I have four Samsung 850 EVO 1 TB SATA 6 Gbps SSDs that are tied together in a raidz pool (managed by a TrueNAS VM, running under Proxmox 8.2.5). I have only one Win11 VM running off that pool right now, and it is set to take a snapshot hourly, with a one week retention policy.

I created the root raidz pool tank and then created a dataset test underneath that.

The snapshot is set at the zpool level (i.e. tank). I have noticed that the amount of space referenced continues to grow seemingly infinitely.

Is this normal and/or expected behaviour?

Or is this because the location where the snapshots live is the same location as the pool where the snapshots are being taken, and therefore; even as it deletes/purges the older snapshots, the newer snapshots still sees it as data that has changed, therefore; leading to an infinite growth in the referenced space?

Your help in trying to make sense of what I am seeing is greatly appreciated.

LTS_Tom · October 9, 2024, 12:50pm

Because Windows is usually writing data and using more space, it will grow.

alpha754293 · October 10, 2024, 2:43am

Gotcha.

Two things:

I can undestand it from the data delta perspective, that the snapshot will record what has changed, but the overall size remains relatively constant as I only gave the Win11 VM a 100 GB VM disk to work with, of which, 65.1 GB is still being reported as free space via Windows Explorer.

So in terms of total space used, it’s hovering around the 35 GB mark.

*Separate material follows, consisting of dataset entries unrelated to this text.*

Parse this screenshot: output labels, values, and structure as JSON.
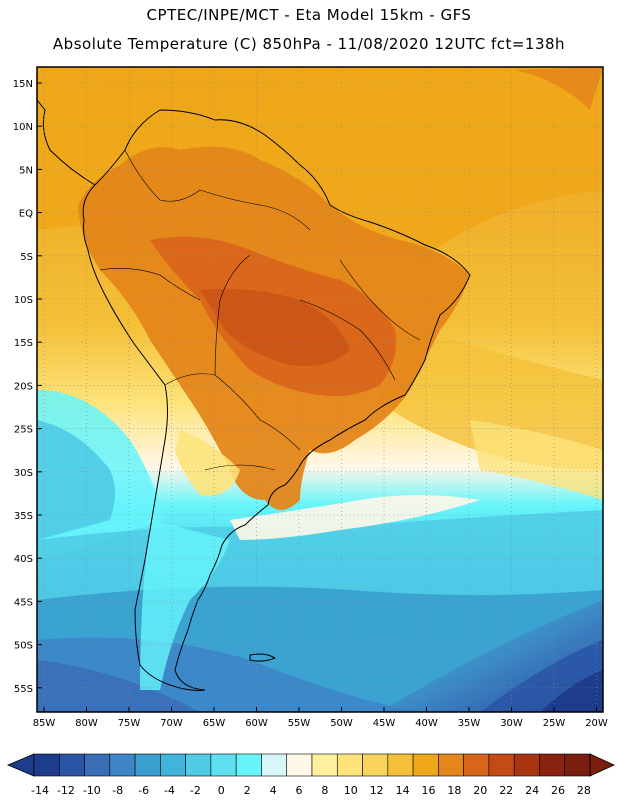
{
  "header": {
    "line1": "CPTEC/INPE/MCT -  Eta Model 15km - GFS",
    "line2": "Absolute Temperature (C) 850hPa - 11/08/2020 12UTC fct=138h"
  },
  "axes": {
    "lat_labels": [
      "15N",
      "10N",
      "5N",
      "EQ",
      "5S",
      "10S",
      "15S",
      "20S",
      "25S",
      "30S",
      "35S",
      "40S",
      "45S",
      "50S",
      "55S"
    ],
    "lon_labels": [
      "85W",
      "80W",
      "75W",
      "70W",
      "65W",
      "60W",
      "55W",
      "50W",
      "45W",
      "40W",
      "35W",
      "30W",
      "25W",
      "20W"
    ]
  },
  "colorbar": {
    "labels": [
      "-14",
      "-12",
      "-10",
      "-8",
      "-6",
      "-4",
      "-2",
      "0",
      "2",
      "4",
      "6",
      "8",
      "10",
      "12",
      "14",
      "16",
      "18",
      "20",
      "22",
      "24",
      "26",
      "28"
    ],
    "colors": [
      "#1e3c8c",
      "#2a55a5",
      "#3a6fb8",
      "#3d85c6",
      "#3a9fcf",
      "#41b4db",
      "#4fcbe6",
      "#5fe0f0",
      "#66f5fb",
      "#d7f6fa",
      "#fff7e8",
      "#ffef9e",
      "#fde37a",
      "#f9d45a",
      "#f4c038",
      "#eea71a",
      "#e4861a",
      "#d9651a",
      "#c44b14",
      "#a83410",
      "#8a2210",
      "#7a1e10"
    ]
  },
  "map": {
    "colors": {
      "ocean_warm": "#eea71a",
      "ocean_mid": "#f4c038",
      "land_hot": "#d9651a",
      "land_warm": "#e4861a",
      "cool_cyan": "#66f5fb",
      "cold_blue": "#3a9fcf",
      "deep_blue": "#2a55a5"
    }
  }
}
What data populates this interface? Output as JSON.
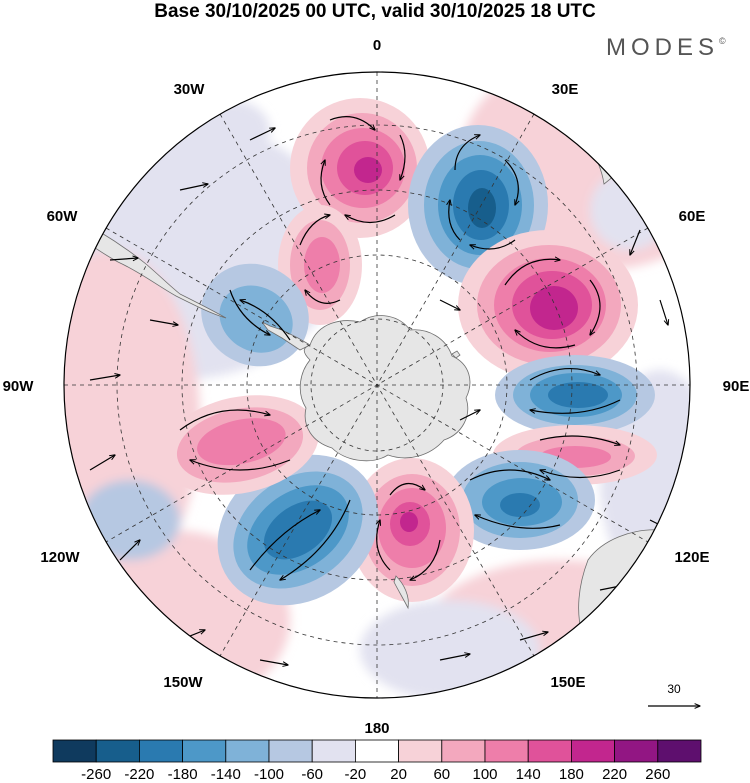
{
  "header": {
    "title": "Base 30/10/2025 00 UTC, valid 30/10/2025 18 UTC",
    "brand": "MODES",
    "brand_mark": "©"
  },
  "map": {
    "projection": "south polar stereographic",
    "field": "shaded anomaly with wind vectors",
    "longitude_labels": {
      "lon_0": "0",
      "lon_30e": "30E",
      "lon_60e": "60E",
      "lon_90e": "90E",
      "lon_120e": "120E",
      "lon_150e": "150E",
      "lon_180": "180",
      "lon_150w": "150W",
      "lon_120w": "120W",
      "lon_90w": "90W",
      "lon_60w": "60W",
      "lon_30w": "30W"
    },
    "reference_vector": "30",
    "colors": {
      "land": "#e6e6e6",
      "coast": "#6e6e6e",
      "grid": "#333333"
    }
  },
  "colorbar": {
    "labels": [
      "-260",
      "-220",
      "-180",
      "-140",
      "-100",
      "-60",
      "-20",
      "20",
      "60",
      "100",
      "140",
      "180",
      "220",
      "260"
    ],
    "colors": [
      "#0f3a5e",
      "#175e8c",
      "#2a7ab0",
      "#4d98c8",
      "#7fb2d8",
      "#b6c8e2",
      "#e2e2f0",
      "#ffffff",
      "#f7d2d8",
      "#f3a8be",
      "#ee7eaa",
      "#e0529a",
      "#c2268e",
      "#921683",
      "#5e0f6e"
    ]
  }
}
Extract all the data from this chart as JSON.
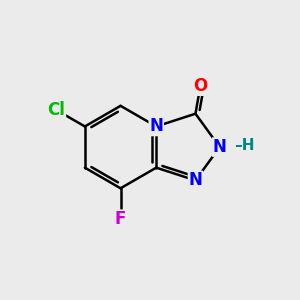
{
  "background_color": "#EBEBEB",
  "bond_color": "#000000",
  "bond_width": 1.8,
  "atom_colors": {
    "C": "#000000",
    "N": "#0000FF",
    "O": "#FF0000",
    "Cl": "#00BB00",
    "F": "#CC00CC",
    "H": "#008888"
  },
  "font_size": 12,
  "font_size_h": 11
}
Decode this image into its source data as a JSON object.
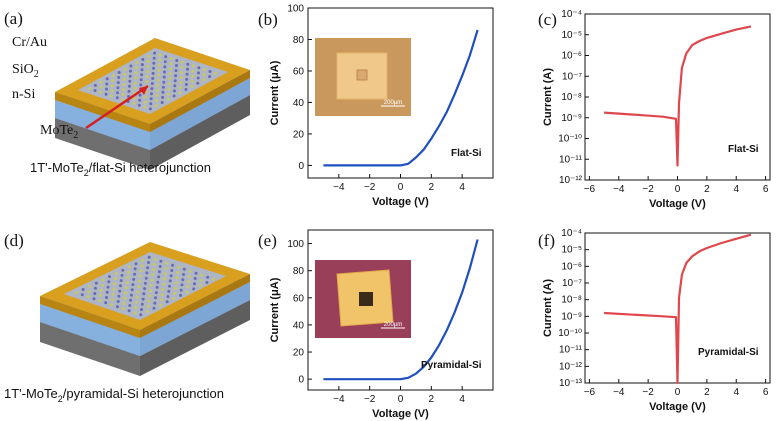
{
  "panels": {
    "a": {
      "letter": "(a)",
      "caption_main": "1T'-MoTe",
      "caption_sub": "2",
      "caption_rest": "/flat-Si heterojunction"
    },
    "d": {
      "letter": "(d)",
      "caption_main": "1T'-MoTe",
      "caption_sub": "2",
      "caption_rest": "/pyramidal-Si heterojunction"
    }
  },
  "device_labels": {
    "cr_au": "Cr/Au",
    "sio2_main": "SiO",
    "sio2_sub": "2",
    "n_si": "n-Si",
    "mote2_main": "MoTe",
    "mote2_sub": "2"
  },
  "colors": {
    "linear_curve": "#1f4fbf",
    "log_curve": "#e0474c",
    "electrode_gold": "#d9a020",
    "sio2_blue": "#9ec3ea",
    "silicon_gray": "#7d7d7d",
    "arrow_red": "#d62020",
    "inset_flat_bg": "#c9985c",
    "inset_pyr_bg": "#9a3f5a"
  },
  "chart_data": [
    {
      "id": "b",
      "letter": "(b)",
      "type": "line",
      "yscale": "linear",
      "xlabel": "Voltage (V)",
      "ylabel": "Current (μA)",
      "xlim": [
        -6,
        6
      ],
      "ylim": [
        -8,
        100
      ],
      "xticks": [
        -4,
        -2,
        0,
        2,
        4
      ],
      "yticks": [
        0,
        20,
        40,
        60,
        80,
        100
      ],
      "annotation": "Flat-Si",
      "inset_scale": "200μm",
      "inset": "flat",
      "series": [
        {
          "x": [
            -5,
            -4,
            -3,
            -2,
            -1,
            0,
            0.5,
            1,
            1.5,
            2,
            2.5,
            3,
            3.5,
            4,
            4.5,
            5
          ],
          "y": [
            0,
            0,
            0,
            0,
            0,
            0,
            1,
            5,
            10,
            17,
            25,
            34,
            45,
            57,
            70,
            86
          ]
        }
      ]
    },
    {
      "id": "c",
      "letter": "(c)",
      "type": "line",
      "yscale": "log",
      "xlabel": "Voltage (V)",
      "ylabel": "Current (A)",
      "xlim": [
        -6.3,
        6.3
      ],
      "ylim_exp": [
        -12,
        -4
      ],
      "xticks": [
        -6,
        -4,
        -2,
        0,
        2,
        4,
        6
      ],
      "ytick_exps": [
        -12,
        -11,
        -10,
        -9,
        -8,
        -7,
        -6,
        -5,
        -4
      ],
      "annotation": "Flat-Si",
      "series": [
        {
          "x": [
            -5,
            -3,
            -1,
            -0.1,
            0,
            0.1,
            0.3,
            0.6,
            1,
            1.5,
            2,
            3,
            4,
            5
          ],
          "yexp": [
            -8.75,
            -8.85,
            -8.95,
            -9.05,
            -11.3,
            -8.3,
            -6.6,
            -5.9,
            -5.5,
            -5.3,
            -5.15,
            -4.95,
            -4.75,
            -4.6
          ]
        }
      ]
    },
    {
      "id": "e",
      "letter": "(e)",
      "type": "line",
      "yscale": "linear",
      "xlabel": "Voltage (V)",
      "ylabel": "Current (μA)",
      "xlim": [
        -6,
        6
      ],
      "ylim": [
        -8,
        110
      ],
      "xticks": [
        -4,
        -2,
        0,
        2,
        4
      ],
      "yticks": [
        0,
        20,
        40,
        60,
        80,
        100
      ],
      "annotation": "Pyramidal-Si",
      "inset_scale": "200μm",
      "inset": "pyramidal",
      "series": [
        {
          "x": [
            -5,
            -4,
            -3,
            -2,
            -1,
            0,
            0.5,
            1,
            1.5,
            2,
            2.5,
            3,
            3.5,
            4,
            4.5,
            5
          ],
          "y": [
            0,
            0,
            0,
            0,
            0,
            0,
            1,
            4,
            9,
            16,
            25,
            36,
            49,
            64,
            82,
            103
          ]
        }
      ]
    },
    {
      "id": "f",
      "letter": "(f)",
      "type": "line",
      "yscale": "log",
      "xlabel": "Voltage (V)",
      "ylabel": "Current (A)",
      "xlim": [
        -6.3,
        6.3
      ],
      "ylim_exp": [
        -13,
        -4
      ],
      "xticks": [
        -6,
        -4,
        -2,
        0,
        2,
        4,
        6
      ],
      "ytick_exps": [
        -13,
        -12,
        -11,
        -10,
        -9,
        -8,
        -7,
        -6,
        -5,
        -4
      ],
      "annotation": "Pyramidal-Si",
      "series": [
        {
          "x": [
            -5,
            -3,
            -1,
            -0.1,
            0,
            0.1,
            0.3,
            0.6,
            1,
            1.5,
            2,
            3,
            4,
            5
          ],
          "yexp": [
            -8.8,
            -8.9,
            -9.0,
            -9.05,
            -13,
            -7.9,
            -6.5,
            -5.8,
            -5.4,
            -5.1,
            -4.9,
            -4.6,
            -4.35,
            -4.1
          ]
        }
      ]
    }
  ]
}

I watched the Matt Ahrens video via the link that you provided above, and in it, he talks about how if a data block (in a snapshot) isn’t referenced by something else, that it should be able to free up space.

So whilst I am seeing that the total space (in the pool, since I only have the one VM running on it and no other data), doesn’t really change (with 4x Samsung 850 EV0 1 TB SATA 6 Gbps SSDs in a raidz pool), it stays pretty constant at about 25.9% total space utilisation (which also includes a 256 GiB zvol that I am currently not using for anything yet).

But the referenced size appears to grow seemingly infinitely. I can’t imagine that being particularly good, in the long run.

Is the referenced size really supposed to grow like that?

LTS_Tom · October 10, 2024, 1:12pm

We have lots of production TrueNAS systems not only in our office but ones we maintain for clients and I have never really spent that much time thinking about the small changes and have a system run out of space with a mostly constant grow rate from logs.